American hematologist

Griffin P. Rodgers is the director of the National Institute of Diabetes and Digestive and Kidney Diseases, one of the 27 institutes that make up the United States National Institutes of Health. He is also the Chief of the institute's Molecular and Clinical Hematology Branch and is known for contributions to research and therapy for sickle cell anemia.

==Education==
Rodgers graduated from Brown University for his undergraduate (1976), graduate (1979), and medical degrees (1979), and holds an MBA from Johns Hopkins Carey Business School (2005). He is a hematologist who has been board-certified in internal medicine, emergency medicine, and hematology.

==NIH career==
Rodgers first joined the NIH in 1984. He became the Chief of the Molecular and Clinical Hematology Branch in 1998 and the NIDDK Deputy Director in 2001. In 2006, he assumed the directorship on an acting basis and this position was made permanent in 2007 by the NIH's director at the time, Elias Zerhouni.

==Research==
Rodgers is a physician-scientist who studies diseases of bone marrow and is best known for his work on the molecular genetics of hemoglobinopathies and on developing a treatment for sickle cell anemia. He was a major contributor to the development of hydroxyurea therapy, which was approved by the FDA in 1998.

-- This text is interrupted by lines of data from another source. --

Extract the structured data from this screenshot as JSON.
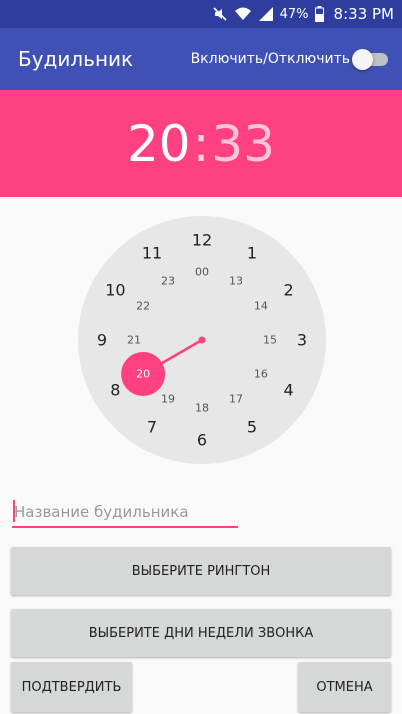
{
  "status_bar": {
    "battery": "47%",
    "time": "8:33 PM",
    "icons": [
      "mute-icon",
      "wifi-icon",
      "signal-icon",
      "battery-icon"
    ]
  },
  "app_bar": {
    "title": "Будильник",
    "toggle_label": "Включить/Отключить",
    "toggle_on": false
  },
  "time_display": {
    "hour": "20",
    "separator": ":",
    "minute": "33"
  },
  "clock": {
    "outer_numbers": [
      "12",
      "1",
      "2",
      "3",
      "4",
      "5",
      "6",
      "7",
      "8",
      "9",
      "10",
      "11"
    ],
    "inner_numbers": [
      "00",
      "13",
      "14",
      "15",
      "16",
      "17",
      "18",
      "19",
      "20",
      "21",
      "22",
      "23"
    ],
    "selected": "20"
  },
  "form": {
    "name_placeholder": "Название будильника",
    "name_value": ""
  },
  "buttons": {
    "ringtone": "ВЫБЕРИТЕ РИНГТОН",
    "days": "ВЫБЕРИТЕ ДНИ НЕДЕЛИ ЗВОНКА",
    "confirm": "ПОДТВЕРДИТЬ",
    "cancel": "ОТМЕНА"
  },
  "colors": {
    "primary": "#3f51b5",
    "primary_dark": "#2f3e9e",
    "accent": "#ff4081"
  }
}
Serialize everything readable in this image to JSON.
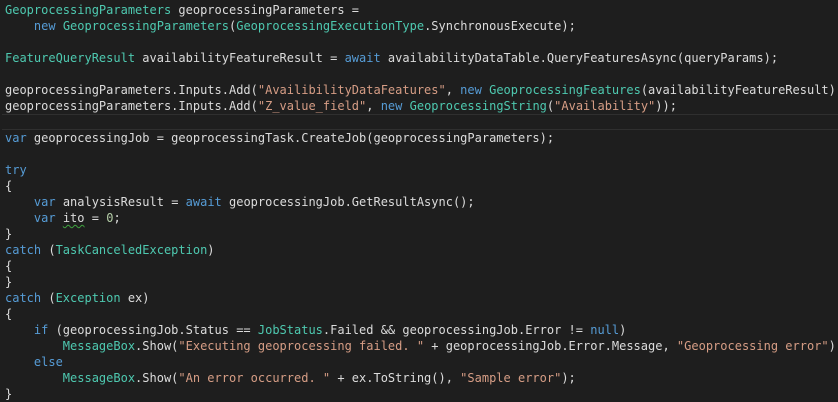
{
  "editor": {
    "language": "C#",
    "colors": {
      "background": "#1e1e1e",
      "keyword": "#569cd6",
      "type": "#4ec9b0",
      "string": "#d69d85",
      "number": "#b5cea8",
      "plain": "#dcdcdc",
      "warning_squiggle": "#3fa33f"
    },
    "current_line_index": 7,
    "squiggle_token": "ito",
    "lines": [
      [
        [
          "ty",
          "GeoprocessingParameters"
        ],
        [
          "pl",
          " geoprocessingParameters ="
        ]
      ],
      [
        [
          "pl",
          "    "
        ],
        [
          "kw",
          "new"
        ],
        [
          "pl",
          " "
        ],
        [
          "ty",
          "GeoprocessingParameters"
        ],
        [
          "pl",
          "("
        ],
        [
          "ty",
          "GeoprocessingExecutionType"
        ],
        [
          "pl",
          ".SynchronousExecute);"
        ]
      ],
      [],
      [
        [
          "ty",
          "FeatureQueryResult"
        ],
        [
          "pl",
          " availabilityFeatureResult = "
        ],
        [
          "kw",
          "await"
        ],
        [
          "pl",
          " availabilityDataTable.QueryFeaturesAsync(queryParams);"
        ]
      ],
      [],
      [
        [
          "pl",
          "geoprocessingParameters.Inputs.Add("
        ],
        [
          "st",
          "\"AvailibilityDataFeatures\""
        ],
        [
          "pl",
          ", "
        ],
        [
          "kw",
          "new"
        ],
        [
          "pl",
          " "
        ],
        [
          "ty",
          "GeoprocessingFeatures"
        ],
        [
          "pl",
          "(availabilityFeatureResult));"
        ]
      ],
      [
        [
          "pl",
          "geoprocessingParameters.Inputs.Add("
        ],
        [
          "st",
          "\"Z_value_field\""
        ],
        [
          "pl",
          ", "
        ],
        [
          "kw",
          "new"
        ],
        [
          "pl",
          " "
        ],
        [
          "ty",
          "GeoprocessingString"
        ],
        [
          "pl",
          "("
        ],
        [
          "st",
          "\"Availability\""
        ],
        [
          "pl",
          "));"
        ]
      ],
      [],
      [
        [
          "kw",
          "var"
        ],
        [
          "pl",
          " geoprocessingJob = geoprocessingTask.CreateJob(geoprocessingParameters);"
        ]
      ],
      [],
      [
        [
          "kw",
          "try"
        ]
      ],
      [
        [
          "pl",
          "{"
        ]
      ],
      [
        [
          "pl",
          "    "
        ],
        [
          "kw",
          "var"
        ],
        [
          "pl",
          " analysisResult = "
        ],
        [
          "kw",
          "await"
        ],
        [
          "pl",
          " geoprocessingJob.GetResultAsync();"
        ]
      ],
      [
        [
          "pl",
          "    "
        ],
        [
          "kw",
          "var"
        ],
        [
          "pl",
          " "
        ],
        [
          "sq",
          "ito"
        ],
        [
          "pl",
          " = "
        ],
        [
          "nu",
          "0"
        ],
        [
          "pl",
          ";"
        ]
      ],
      [
        [
          "pl",
          "}"
        ]
      ],
      [
        [
          "kw",
          "catch"
        ],
        [
          "pl",
          " ("
        ],
        [
          "ty",
          "TaskCanceledException"
        ],
        [
          "pl",
          ")"
        ]
      ],
      [
        [
          "pl",
          "{"
        ]
      ],
      [
        [
          "pl",
          "}"
        ]
      ],
      [
        [
          "kw",
          "catch"
        ],
        [
          "pl",
          " ("
        ],
        [
          "ty",
          "Exception"
        ],
        [
          "pl",
          " ex)"
        ]
      ],
      [
        [
          "pl",
          "{"
        ]
      ],
      [
        [
          "pl",
          "    "
        ],
        [
          "kw",
          "if"
        ],
        [
          "pl",
          " (geoprocessingJob.Status == "
        ],
        [
          "ty",
          "JobStatus"
        ],
        [
          "pl",
          ".Failed && geoprocessingJob.Error != "
        ],
        [
          "kw",
          "null"
        ],
        [
          "pl",
          ")"
        ]
      ],
      [
        [
          "pl",
          "        "
        ],
        [
          "ty",
          "MessageBox"
        ],
        [
          "pl",
          ".Show("
        ],
        [
          "st",
          "\"Executing geoprocessing failed. \""
        ],
        [
          "pl",
          " + geoprocessingJob.Error.Message, "
        ],
        [
          "st",
          "\"Geoprocessing error\""
        ],
        [
          "pl",
          ");"
        ]
      ],
      [
        [
          "pl",
          "    "
        ],
        [
          "kw",
          "else"
        ]
      ],
      [
        [
          "pl",
          "        "
        ],
        [
          "ty",
          "MessageBox"
        ],
        [
          "pl",
          ".Show("
        ],
        [
          "st",
          "\"An error occurred. \""
        ],
        [
          "pl",
          " + ex.ToString(), "
        ],
        [
          "st",
          "\"Sample error\""
        ],
        [
          "pl",
          ");"
        ]
      ],
      [
        [
          "pl",
          "}"
        ]
      ]
    ]
  }
}
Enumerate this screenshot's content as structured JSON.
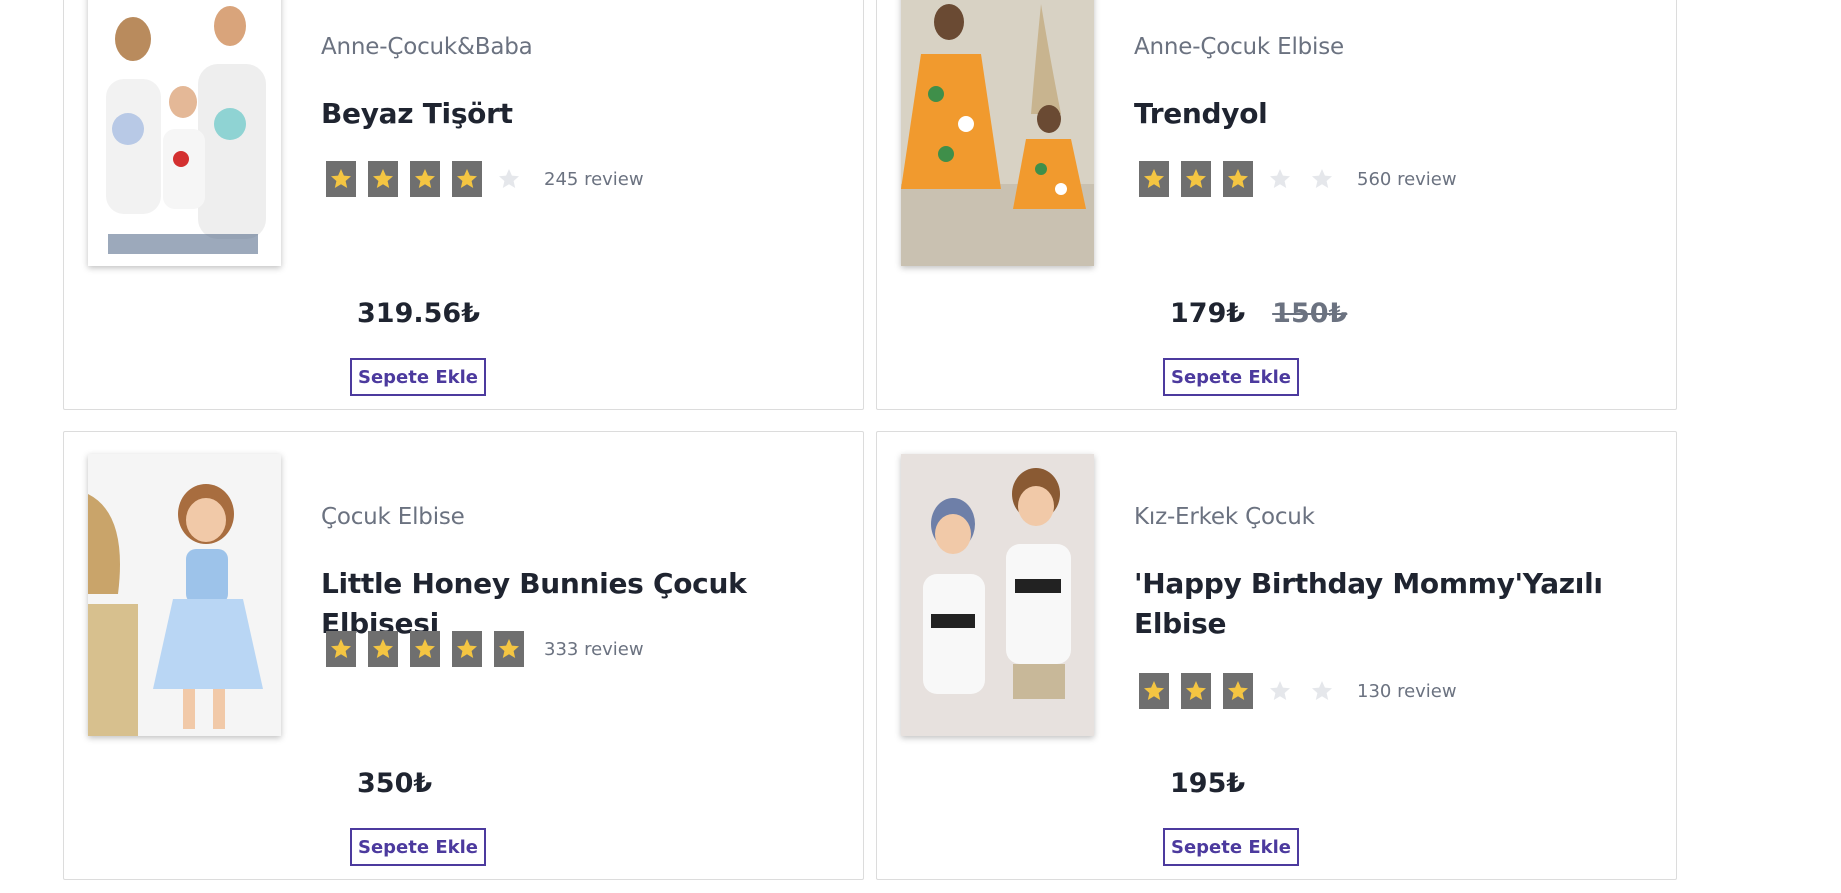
{
  "colors": {
    "accent": "#4c3a9e",
    "star_fill": "#f4c542",
    "star_bg": "#6f6f6f",
    "star_off": "#e5e7eb"
  },
  "icons": {
    "star": "star-icon"
  },
  "products": [
    {
      "category": "Anne-Çocuk&Baba",
      "title": "Beyaz Tişört",
      "rating": 4,
      "reviews": "245 review",
      "price": "319.56₺",
      "old_price": "",
      "button": "Sepete Ekle"
    },
    {
      "category": "Anne-Çocuk Elbise",
      "title": "Trendyol",
      "rating": 3,
      "reviews": "560 review",
      "price": "179₺",
      "old_price": "150₺",
      "button": "Sepete Ekle"
    },
    {
      "category": "Çocuk Elbise",
      "title": "Little Honey Bunnies Çocuk Elbisesi",
      "rating": 5,
      "reviews": "333 review",
      "price": "350₺",
      "old_price": "",
      "button": "Sepete Ekle"
    },
    {
      "category": "Kız-Erkek Çocuk",
      "title": "'Happy Birthday Mommy'Yazılı Elbise",
      "rating": 3,
      "reviews": "130 review",
      "price": "195₺",
      "old_price": "",
      "button": "Sepete Ekle"
    }
  ]
}
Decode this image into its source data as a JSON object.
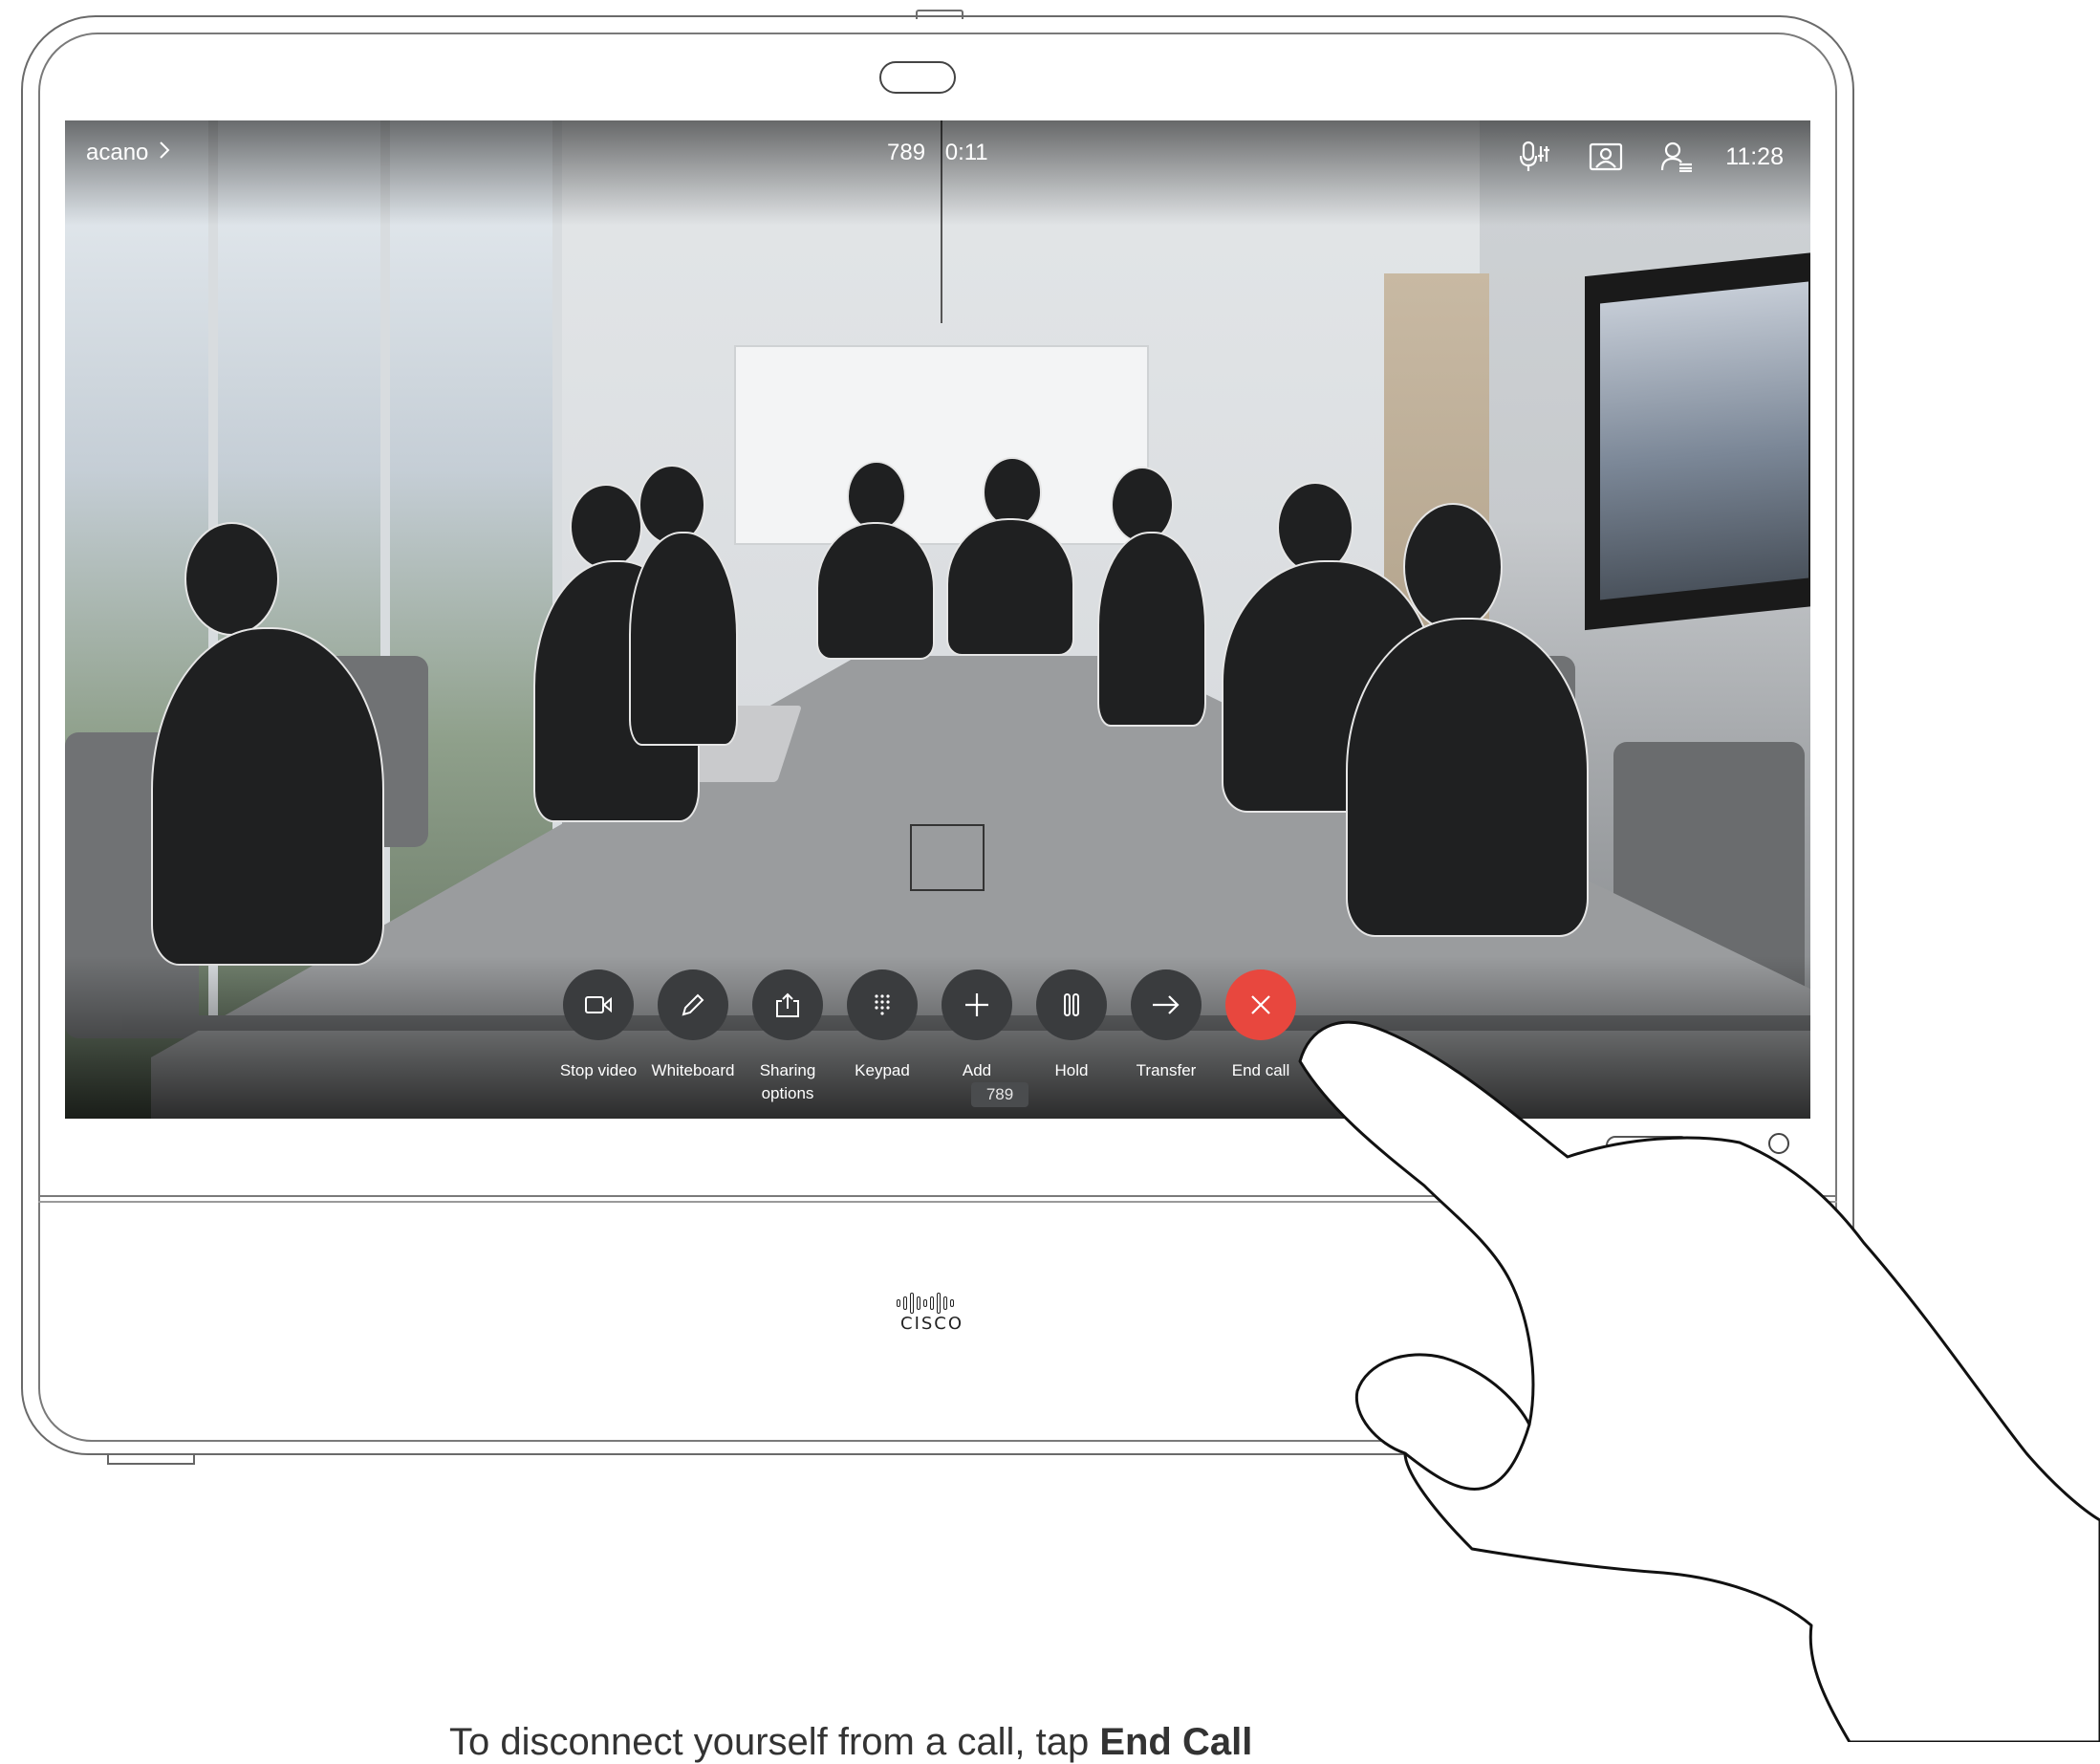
{
  "topbar": {
    "left_label": "acano",
    "left_chevron_icon": "chevron-right-icon",
    "call_number": "789",
    "call_duration": "0:11",
    "clock": "11:28",
    "icons": [
      "microphone-settings-icon",
      "self-view-icon",
      "participants-icon"
    ]
  },
  "controls": [
    {
      "label": "Stop video",
      "icon": "video-camera-icon"
    },
    {
      "label": "Whiteboard",
      "icon": "pencil-icon"
    },
    {
      "label": "Sharing\noptions",
      "icon": "share-icon"
    },
    {
      "label": "Keypad",
      "icon": "keypad-icon"
    },
    {
      "label": "Add",
      "icon": "plus-icon"
    },
    {
      "label": "Hold",
      "icon": "pause-icon"
    },
    {
      "label": "Transfer",
      "icon": "arrow-right-icon"
    },
    {
      "label": "End call",
      "icon": "close-icon",
      "color": "#e8473e"
    }
  ],
  "callee_badge": "789",
  "brand": "CISCO",
  "caption": {
    "text": "To disconnect yourself from a call, tap ",
    "bold": "End Call"
  }
}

A 2009 study, published under the mentorship of Griffin P. Rodgers, discovered that in human erythrocytes (peripheral blood CD34+ cells), the stem cell factor (SCF) induces γ-globin gene expression by regulating downstream transcription factor COUP-TFII, which can be a crucial molecular mechanism that has the potential for the development of effective pharmacologic strategies for treatment of patients with sickle cell disease or other β-hemoglobinopathies. However, a 2015 study by a group from University of Michigan (Ann Arbor), was unable to replicate, and hence contradicted, the 2009 study. The 2015 study concludes that "we were unable to provide evidence for COUP-TFII expression under any in vivo or in vitro culture condition from human or mouse adult erythroid cells, confirming previous microarray, as well as RNA-seq studies."

==Awards and memberships==
Rodgers was awarded a Mastership from the American College of Physicians in 2005.
He received an honorary Doctor of Science degree from Washington University in St. Louis in 2011.